All of these cryptocurrency-fueled trends – including the greater sophistication of cybercriminals driven by massive profits, the promise of earnings, and the growing number of malicious actors who can launch attacks – have helped fuel the growing global problem of cybercriminals. ransomware.
Breaking the cryptographic link
US lawmakers, who this year have become more involved in the issue of ransomware as critical infrastructure – including energy systems as seen in the attack on Colonial Pipeline and food supply via the campaign as a processor JBS Meat World – also see the connection between ransomware and cryptocurrency.
In October, several senators and representatives sent a letter to the ministries of justice, state and homeland security urging them to address – among other things – the role of cryptocurrencies in the rise of ransomware attacks, noting the anonymity that digital currencies give attackers.

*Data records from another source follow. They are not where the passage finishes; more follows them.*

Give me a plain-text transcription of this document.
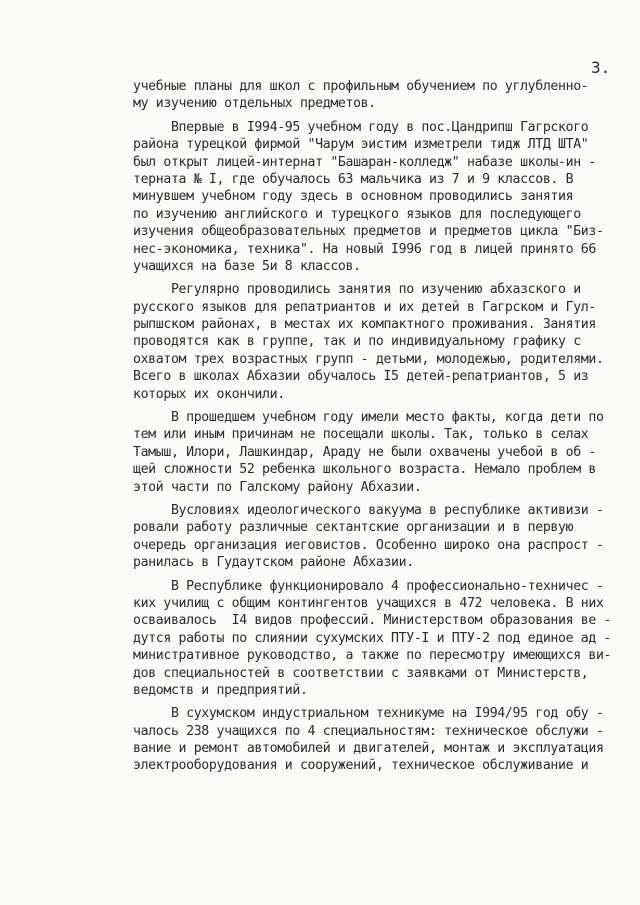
3.
учебные планы для школ с профильным обучением по углубленно-
му изучению отдельных предметов.
Впервые в I994-95 учебном году в пос.Цандрипш Гагрского
района турецкой фирмой "Чарум эистим изметрели тидж ЛТД ШТА"
был открыт лицей-интернат "Башаран-колледж" набазе школы-ин -
терната № I, где обучалось 63 мальчика из 7 и 9 классов. В
минувшем учебном году здесь в основном проводились занятия
по изучению английского и турецкого языков для последующего
изучения общеобразовательных предметов и предметов цикла "Биз-
нес-экономика, техника". На новый I996 год в лицей принято 66
учащихся на базе 5и 8 классов.
Регулярно проводились занятия по изучению абхазского и
русского языков для репатриантов и их детей в Гагрском и Гул-
рыпшском районах, в местах их компактного проживания. Занятия
проводятся как в группе, так и по индивидуальному графику с
охватом трех возрастных групп - детьми, молодежью, родителями.
Всего в школах Абхазии обучалось I5 детей-репатриантов, 5 из
которых их окончили.
В прошедшем учебном году имели место факты, когда дети по
тем или иным причинам не посещали школы. Так, только в селах
Тамыш, Илори, Лашкиндар, Араду не были охвачены учебой в об -
щей сложности 52 ребенка школьного возраста. Немало проблем в
этой части по Галскому району Абхазии.
Вусловиях идеологического вакуума в республике активизи -
ровали работу различные сектантские организации и в первую
очередь организация иеговистов. Особенно широко она распрост -
ранилась в Гудаутском районе Абхазии.
В Республике функционировало 4 профессионально-техничес -
ких училищ с общим контингентов учащихся в 472 человека. В них
осваивалось  I4 видов профессий. Министерством образования ве -
дутся работы по слиянии сухумских ПТУ-I и ПТУ-2 под единое ад -
министративное руководство, а также по пересмотру имеющихся ви-
дов специальностей в соответствии с заявками от Министерств,
ведомств и предприятий.
В сухумском индустриальном техникуме на I994/95 год обу -
чалось 238 учащихся по 4 специальностям: техническое обслужи -
вание и ремонт автомобилей и двигателей, монтаж и эксплуатация
электрооборудования и сооружений, техническое обслуживание и
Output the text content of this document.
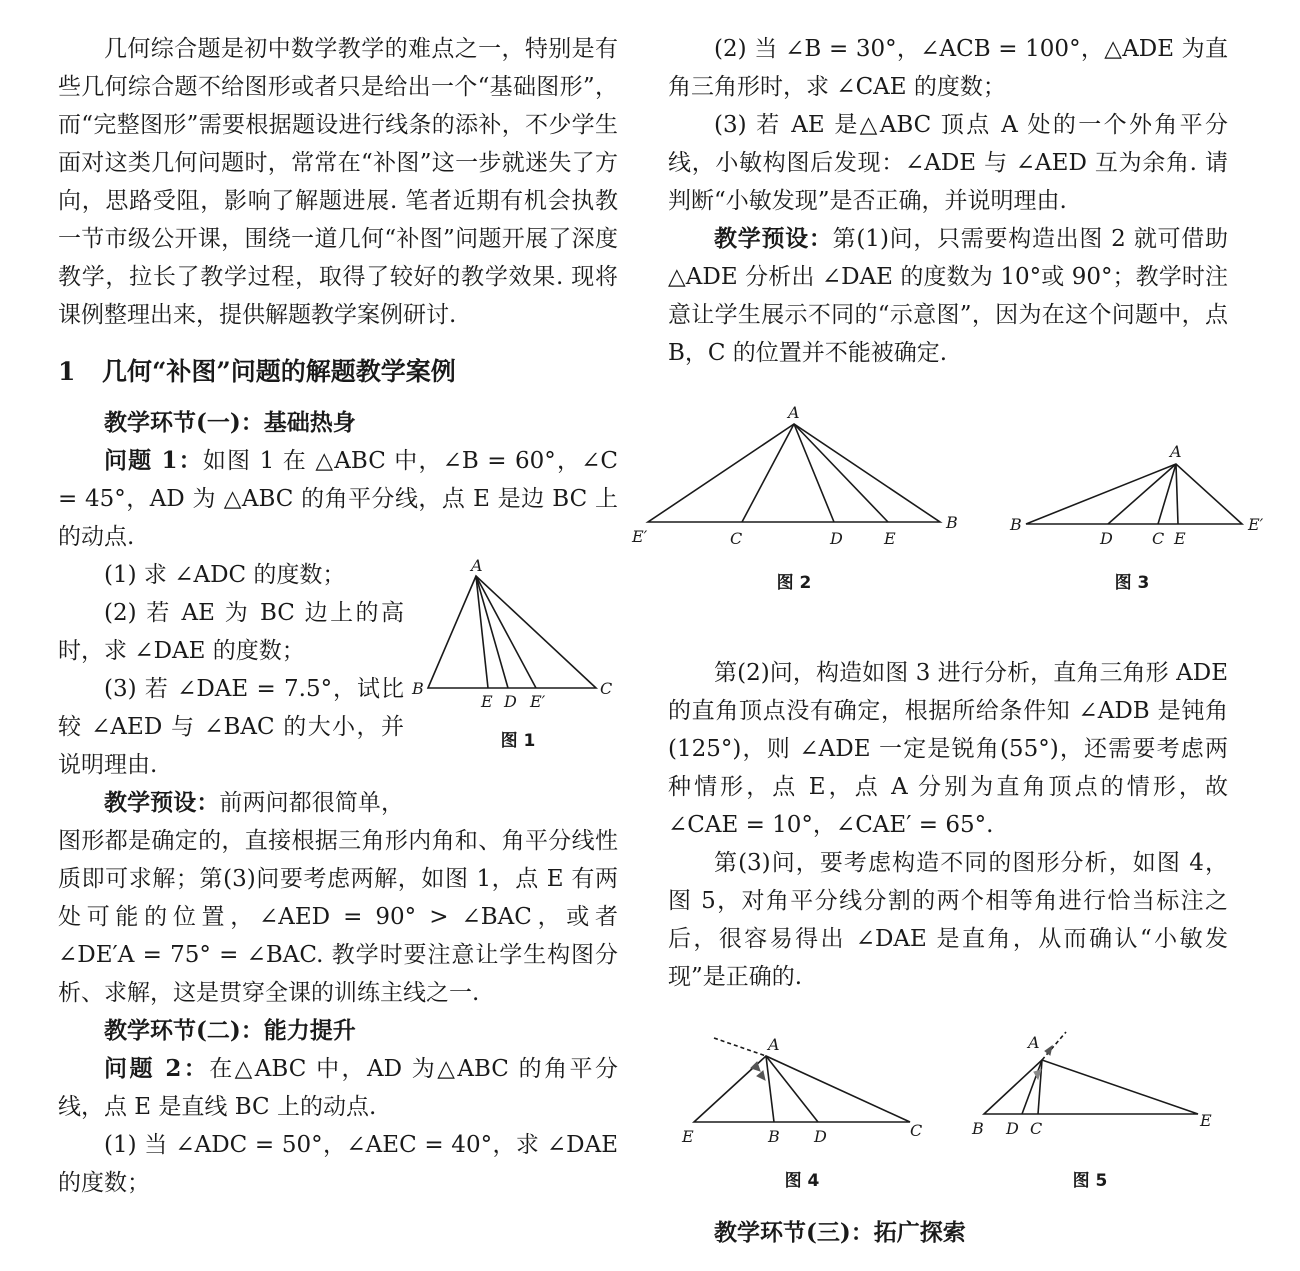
几何综合题是初中数学教学的难点之一，特别是有些几何综合题不给图形或者只是给出一个“基础图形”，而“完整图形”需要根据题设进行线条的添补，不少学生面对这类几何问题时，常常在“补图”这一步就迷失了方向，思路受阻，影响了解题进展. 笔者近期有机会执教一节市级公开课，围绕一道几何“补图”问题开展了深度教学，拉长了教学过程，取得了较好的教学效果. 现将课例整理出来，提供解题教学案例研讨.

1 几何“补图”问题的解题教学案例

教学环节(一)：基础热身

问题 1：如图 1 在 △ABC 中，∠B = 60°，∠C = 45°，AD 为 △ABC 的角平分线，点 E 是边 BC 上的动点.

A
B
E D E′
C
图 1

(1) 求 ∠ADC 的度数；

(2) 若 AE 为 BC 边上的高时，求 ∠DAE 的度数；

(3) 若 ∠DAE = 7.5°，试比较 ∠AED 与 ∠BAC 的大小，并说明理由.

教学预设：前两问都很简单，图形都是确定的，直接根据三角形内角和、角平分线性质即可求解；第(3)问要考虑两解，如图 1，点 E 有两处可能的位置，∠AED = 90° > ∠BAC，或者 ∠DE′A = 75° = ∠BAC. 教学时要注意让学生构图分析、求解，这是贯穿全课的训练主线之一.

教学环节(二)：能力提升

问题 2：在△ABC 中，AD 为△ABC 的角平分线，点 E 是直线 BC 上的动点.

(1) 当 ∠ADC = 50°，∠AEC = 40°，求 ∠DAE 的度数；

(2) 当 ∠B = 30°，∠ACB = 100°，△ADE 为直角三角形时，求 ∠CAE 的度数；

(3) 若 AE 是△ABC 顶点 A 处的一个外角平分线，小敏构图后发现：∠ADE 与 ∠AED 互为余角. 请判断“小敏发现”是否正确，并说明理由.

教学预设：第(1)问，只需要构造出图 2 就可借助△ADE 分析出 ∠DAE 的度数为 10°或 90°；教学时注意让学生展示不同的“示意图”，因为在这个问题中，点 B，C 的位置并不能被确定.

A
E′	C	D	E
B
A
B
D C E
E′
图 2	图 3

第(2)问，构造如图 3 进行分析，直角三角形 ADE 的直角顶点没有确定，根据所给条件知 ∠ADB 是钝角(125°)，则 ∠ADE 一定是锐角(55°)，还需要考虑两种情形，点 E，点 A 分别为直角顶点的情形，故 ∠CAE = 10°，∠CAE′ = 65°.

第(3)问，要考虑构造不同的图形分析，如图 4，图 5，对角平分线分割的两个相等角进行恰当标注之后，很容易得出 ∠DAE 是直角，从而确认“小敏发现”是正确的.

A
E	B D	C
A
B D C	E
图 4	图 5

教学环节(三)：拓广探索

It’s important that businesses understand this connection as well, Manky said. One key is prevention and protections – like backing up data – because once the ransomware is in a system, it forces many businesses with few other options to pay in cryptocurrency. The exchanges have safeguards in place, which has increased the cost for cybercriminals to attack the exchanges. Given the increasingly distributed nature of IT, it’s important that businesses view prevention and resiliency in the same way.
“If we don’t… it’s going to be very dark,” Manky said. “He will continue to fund these cybercriminals. Their pockets will widen. Their abilities will become more sophisticated. They have their own businesses and like any business as it grows they add more and more people, partners. In the 90s, it was one person. Then it was a handful of people. Now we see 50, 100 people with partners, maybe thousands in some of these organizations. It’s a big problem.